Nonsteroidal Anti-inflammatory Drugs are the primary choice to improve pain.
These agents can reduce blood loss but are less effective then hormonal treatment.



    Myolysis is a minimally invasive procedure targeting the destruction of fibroids via a focused energy delivery system such as heat, laser, magnetic resonance.

    This less-invasive procedure is well tolerated, although risks include localized pain and heavy bleeding.

    Uterine Artery Embolization

    Uterine artery embolization is an option for women who wish to preserve their uterus or avoid surgery because of medical comorbidities or personal preference.

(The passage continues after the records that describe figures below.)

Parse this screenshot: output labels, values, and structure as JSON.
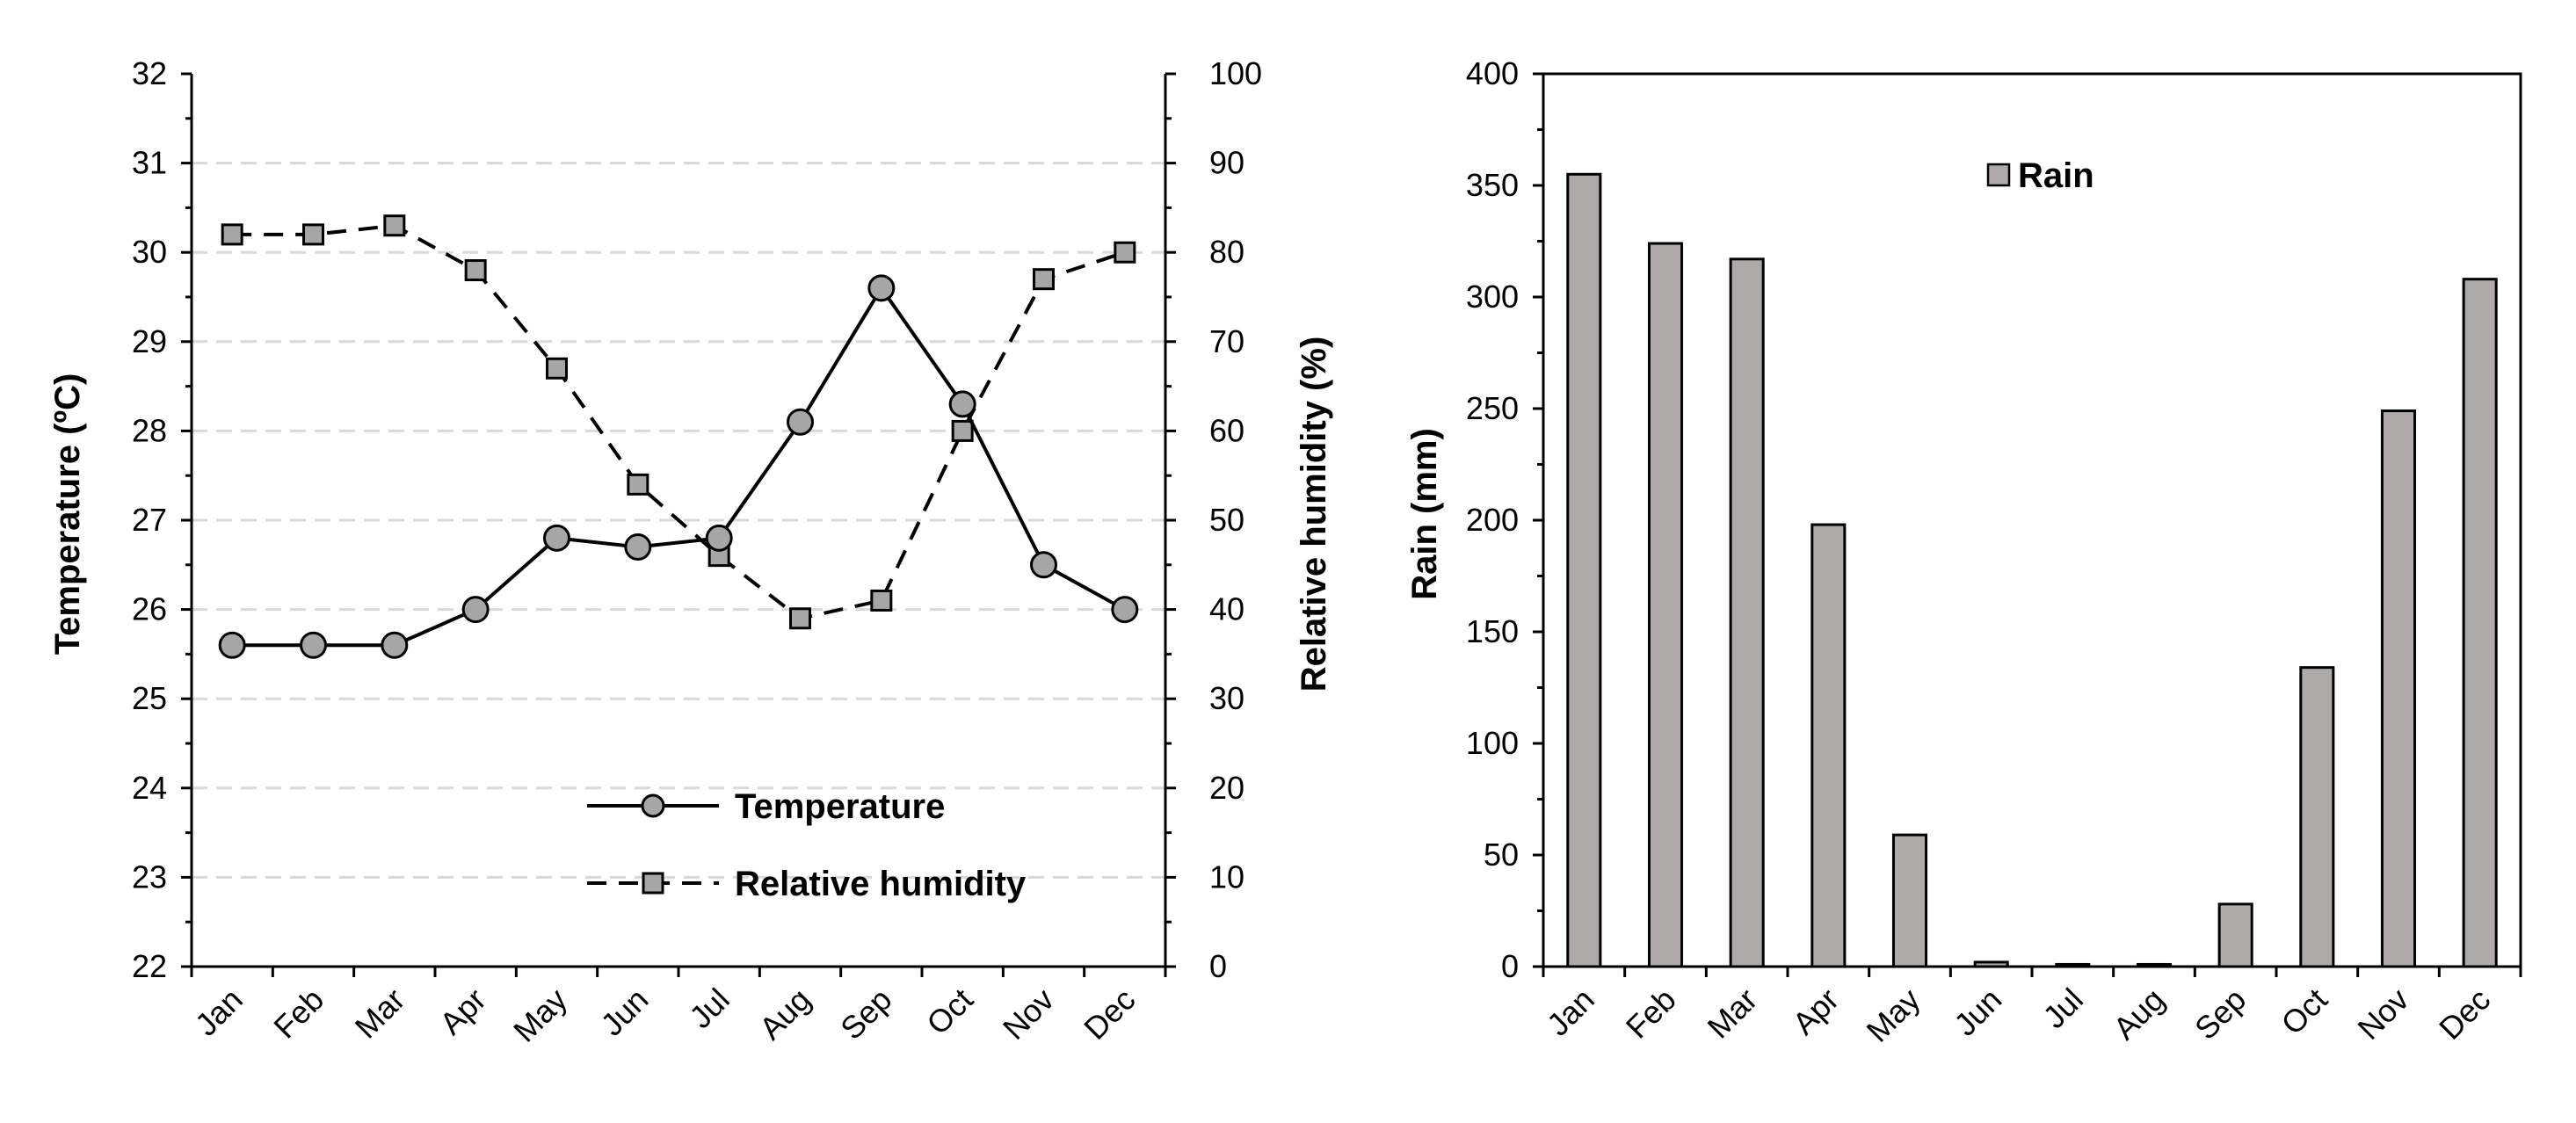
{
  "chart_data": [
    {
      "type": "line",
      "categories": [
        "Jan",
        "Feb",
        "Mar",
        "Apr",
        "May",
        "Jun",
        "Jul",
        "Aug",
        "Sep",
        "Oct",
        "Nov",
        "Dec"
      ],
      "series": [
        {
          "name": "Temperature",
          "axis": "left",
          "values": [
            25.6,
            25.6,
            25.6,
            26.0,
            26.8,
            26.7,
            26.8,
            28.1,
            29.6,
            28.3,
            26.5,
            26.0
          ],
          "style": "solid",
          "marker": "circle"
        },
        {
          "name": "Relative humidity",
          "axis": "right",
          "values": [
            82,
            82,
            83,
            78,
            67,
            54,
            46,
            39,
            41,
            60,
            77,
            80
          ],
          "style": "dashed",
          "marker": "square"
        }
      ],
      "ylabel": "Temperature (ºC)",
      "y2label": "Relative humidity (%)",
      "ylim": [
        22,
        32
      ],
      "y2lim": [
        0,
        100
      ],
      "yticks": [
        "22",
        "23",
        "24",
        "25",
        "26",
        "27",
        "28",
        "29",
        "30",
        "31",
        "32"
      ],
      "y2ticks": [
        "0",
        "10",
        "20",
        "30",
        "40",
        "50",
        "60",
        "70",
        "80",
        "90",
        "100"
      ],
      "grid": true,
      "legend": "bottom-right"
    },
    {
      "type": "bar",
      "categories": [
        "Jan",
        "Feb",
        "Mar",
        "Apr",
        "May",
        "Jun",
        "Jul",
        "Aug",
        "Sep",
        "Oct",
        "Nov",
        "Dec"
      ],
      "series": [
        {
          "name": "Rain",
          "values": [
            355,
            324,
            317,
            198,
            59,
            2,
            1,
            1,
            28,
            134,
            249,
            308
          ]
        }
      ],
      "ylabel": "Rain (mm)",
      "ylim": [
        0,
        400
      ],
      "yticks": [
        "0",
        "50",
        "100",
        "150",
        "200",
        "250",
        "300",
        "350",
        "400"
      ],
      "grid": false,
      "legend": "top-center"
    }
  ],
  "colors": {
    "marker_fill": "#a6a6a6",
    "bar_fill": "#aeaaaa",
    "line": "#000000",
    "grid": "#d9d9d9"
  }
}
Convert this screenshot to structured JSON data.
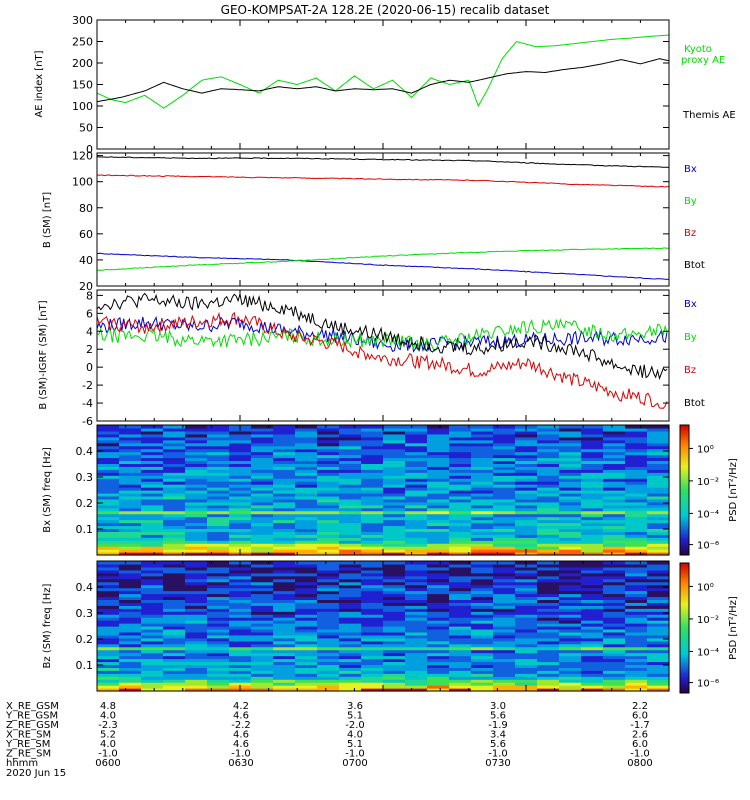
{
  "title": "GEO-KOMPSAT-2A 128.2E (2020-06-15) recalib dataset",
  "colors": {
    "black": "#000000",
    "green": "#00dd00",
    "blue": "#0000cc",
    "red": "#dd0000"
  },
  "chart_data": [
    {
      "type": "line",
      "panel": "ae",
      "ylabel": "AE index [nT]",
      "ylim": [
        0,
        300
      ],
      "yticks": [
        "0",
        "50",
        "100",
        "150",
        "200",
        "250",
        "300"
      ],
      "xlim_minutes": [
        0,
        120
      ],
      "series": [
        {
          "name": "Kyoto proxy AE",
          "color": "green",
          "x": [
            0,
            3,
            6,
            10,
            14,
            18,
            22,
            26,
            30,
            34,
            38,
            42,
            46,
            50,
            54,
            58,
            62,
            66,
            70,
            74,
            78,
            80,
            82,
            85,
            88,
            92,
            96,
            100,
            104,
            108,
            112,
            116,
            120
          ],
          "y": [
            130,
            115,
            108,
            125,
            95,
            125,
            160,
            168,
            150,
            130,
            160,
            150,
            165,
            135,
            170,
            140,
            160,
            120,
            165,
            150,
            160,
            100,
            140,
            210,
            250,
            238,
            240,
            245,
            250,
            255,
            258,
            262,
            265
          ]
        },
        {
          "name": "Themis AE",
          "color": "black",
          "x": [
            0,
            5,
            10,
            14,
            18,
            22,
            26,
            30,
            34,
            38,
            42,
            46,
            50,
            54,
            58,
            62,
            66,
            70,
            74,
            78,
            82,
            86,
            90,
            94,
            98,
            102,
            106,
            110,
            114,
            118,
            120
          ],
          "y": [
            110,
            120,
            135,
            155,
            140,
            130,
            140,
            138,
            135,
            145,
            140,
            145,
            135,
            140,
            138,
            140,
            130,
            150,
            160,
            155,
            165,
            175,
            180,
            178,
            185,
            190,
            198,
            208,
            198,
            210,
            205
          ]
        }
      ]
    },
    {
      "type": "line",
      "panel": "b",
      "ylabel": "B (SM) [nT]",
      "ylim": [
        20,
        122
      ],
      "yticks": [
        "20",
        "40",
        "60",
        "80",
        "100",
        "120"
      ],
      "xlim_minutes": [
        0,
        120
      ],
      "series": [
        {
          "name": "Bx",
          "color": "blue",
          "x": [
            0,
            20,
            40,
            60,
            80,
            100,
            120
          ],
          "y": [
            45,
            42,
            40,
            36,
            33,
            29,
            25
          ]
        },
        {
          "name": "By",
          "color": "green",
          "x": [
            0,
            20,
            40,
            60,
            80,
            100,
            120
          ],
          "y": [
            32,
            36,
            39,
            43,
            46,
            48,
            49
          ]
        },
        {
          "name": "Bz",
          "color": "red",
          "x": [
            0,
            20,
            40,
            60,
            80,
            100,
            120
          ],
          "y": [
            105,
            104,
            103,
            102,
            101,
            98,
            96
          ]
        },
        {
          "name": "Btot",
          "color": "black",
          "x": [
            0,
            20,
            40,
            60,
            80,
            100,
            120
          ],
          "y": [
            119,
            118,
            118,
            117,
            116,
            113,
            111
          ]
        }
      ]
    },
    {
      "type": "line",
      "panel": "dB",
      "ylabel": "B (SM)-IGRF (SM) [nT]",
      "ylim": [
        -6,
        8.6
      ],
      "yticks": [
        "8",
        "6",
        "4",
        "2",
        "0",
        "-2",
        "-4",
        "-6"
      ],
      "xlim_minutes": [
        0,
        120
      ],
      "series": [
        {
          "name": "Bx",
          "color": "blue",
          "x": [
            0,
            10,
            20,
            30,
            40,
            50,
            60,
            70,
            80,
            90,
            100,
            110,
            120
          ],
          "y": [
            4.5,
            5.0,
            4.5,
            5.0,
            4.0,
            3.5,
            2.5,
            2.5,
            2.8,
            3.0,
            3.2,
            3.2,
            3.4
          ]
        },
        {
          "name": "By",
          "color": "green",
          "x": [
            0,
            10,
            20,
            30,
            40,
            50,
            60,
            70,
            80,
            90,
            100,
            110,
            120
          ],
          "y": [
            3.5,
            3.5,
            3.0,
            3.0,
            3.5,
            3.0,
            3.0,
            2.5,
            3.5,
            4.5,
            4.5,
            3.5,
            4.3
          ]
        },
        {
          "name": "Bz",
          "color": "red",
          "x": [
            0,
            10,
            20,
            30,
            40,
            50,
            60,
            70,
            80,
            90,
            100,
            110,
            120
          ],
          "y": [
            5.0,
            4.5,
            5.0,
            5.5,
            3.5,
            2.5,
            1.0,
            0.5,
            -0.5,
            0.5,
            -1.5,
            -3.0,
            -4.0
          ]
        },
        {
          "name": "Btot",
          "color": "black",
          "x": [
            0,
            10,
            20,
            30,
            40,
            50,
            60,
            70,
            80,
            90,
            100,
            110,
            120
          ],
          "y": [
            7.0,
            7.5,
            7.0,
            7.5,
            6.5,
            4.5,
            3.5,
            2.5,
            2.0,
            3.0,
            2.0,
            0.0,
            -1.0
          ]
        }
      ]
    },
    {
      "type": "heatmap",
      "panel": "bxspec",
      "ylabel": "Bx (SM) freq [Hz]",
      "ylim": [
        0,
        0.5
      ],
      "yticks": [
        "0.1",
        "0.2",
        "0.3",
        "0.4"
      ],
      "colorbar_label": "PSD [nT²/Hz]",
      "colorbar_ticks": [
        "10⁰",
        "10⁻²",
        "10⁻⁴",
        "10⁻⁶"
      ]
    },
    {
      "type": "heatmap",
      "panel": "bzspec",
      "ylabel": "Bz (SM) freq [Hz]",
      "ylim": [
        0,
        0.5
      ],
      "yticks": [
        "0.1",
        "0.2",
        "0.3",
        "0.4"
      ],
      "colorbar_label": "PSD [nT²/Hz]",
      "colorbar_ticks": [
        "10⁰",
        "10⁻²",
        "10⁻⁴",
        "10⁻⁶"
      ]
    }
  ],
  "legends": {
    "ae": [
      {
        "text": "Kyoto",
        "color": "green"
      },
      {
        "text": "proxy AE",
        "color": "green"
      },
      {
        "text": "Themis AE",
        "color": "black"
      }
    ],
    "b": [
      {
        "text": "Bx",
        "color": "blue"
      },
      {
        "text": "By",
        "color": "green"
      },
      {
        "text": "Bz",
        "color": "red"
      },
      {
        "text": "Btot",
        "color": "black"
      }
    ],
    "dB": [
      {
        "text": "Bx",
        "color": "blue"
      },
      {
        "text": "By",
        "color": "green"
      },
      {
        "text": "Bz",
        "color": "red"
      },
      {
        "text": "Btot",
        "color": "black"
      }
    ]
  },
  "ephemeris": {
    "rows": [
      {
        "label": "X_RE_GSM",
        "values": [
          "4.8",
          "4.2",
          "3.6",
          "3.0",
          "2.2"
        ]
      },
      {
        "label": "Y_RE_GSM",
        "values": [
          "4.0",
          "4.6",
          "5.1",
          "5.6",
          "6.0"
        ]
      },
      {
        "label": "Z_RE_GSM",
        "values": [
          "-2.3",
          "-2.2",
          "-2.0",
          "-1.9",
          "-1.7"
        ]
      },
      {
        "label": "X_RE_SM",
        "values": [
          "5.2",
          "4.6",
          "4.0",
          "3.4",
          "2.6"
        ]
      },
      {
        "label": "Y_RE_SM",
        "values": [
          "4.0",
          "4.6",
          "5.1",
          "5.6",
          "6.0"
        ]
      },
      {
        "label": "Z_RE_SM",
        "values": [
          "-1.0",
          "-1.0",
          "-1.0",
          "-1.0",
          "-1.0"
        ]
      },
      {
        "label": "hhmm",
        "values": [
          "0600",
          "0630",
          "0700",
          "0730",
          "0800"
        ]
      }
    ],
    "date": "2020 Jun 15"
  }
}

    It is an interventional radiologic procedure in which occluding agents are injected into one or both of the uterine arteries, limiting blood supply to the uterus and fibroids.

    The most common complication is postembolization syndrome, which is characterized by mild fever and pain, and vaginal expulsion of fibroids.

    There is insufficient evidence on the effect of uterine artery embolization on future fertility.


    Hysterectomy is the last-resort treatment for uterine management. It consists a definitive removal of uterus so it is a feasible option only for women with symptomatic fibroids who do not wish to preserve fertility.

    New alternative agents

    Epigallocatechin gallate

    Epigallocatechin gallate is the major catechin in green tea, a natural product, commonly used by women for multiple purposes.

    Epigallocatechin gallate (EGCG) exhibits several biological effects, including anti-inflammatory, antiproliferative, and antioxidant effects.

    The effectiveness of epigallocatechin gallate has been studied on fibroid biology. Experimental results showed that epigallocatechin gallate inhibits the proliferation of human leiomyoma cells.

    Interestingly, epigallocatechin gallate dramatically reduced the volume and weight of fibroids in both animal and human trials.

    These data suggest a promising alternative in which the burden of this disease could be reduced by making green tea extract available to women who have uterine fibroids.

    EGCG might be particularly useful for long term use in women with low fibroid burden to arrest its progression and avoid the development of severe symptoms needing major surgery.


    Vitamin D

    Hypovitaminosis D has been recently associated with a higher prevalence of uterine fibroids.
    Furthermore, some authors reported that vitamin D serum levels are inversely correlated with the severity of uterine fibroids.

    Vitamin D is known for its antiproliferative and immunomodulatory hormone with a well-established role in the maintenance of calcium homeostasis.

    Moreover, vitamin D inhibits the growth and promotes the apoptosis of fibroid cells in “in vitro” studies, and it seems to reduce the fibroid size in “in vivo” animal models.

    According to these findings, vitamin D supplementation might be an effective, safe, and low cost therapy in the primary prevention and treatment of uterine fibroids.

    The plausible stabilizing effect of vitamin D supplementation on size and number of “small burden” uterine fibroids could be most beneficial, especially in pre and perimenopausal women. The aim of the Vitamin D supplementation would be to prevent the possible growth of fibroids and the onset of fibroid-related symptoms, as well as to reduce the need for surgery or conventional medical therapy.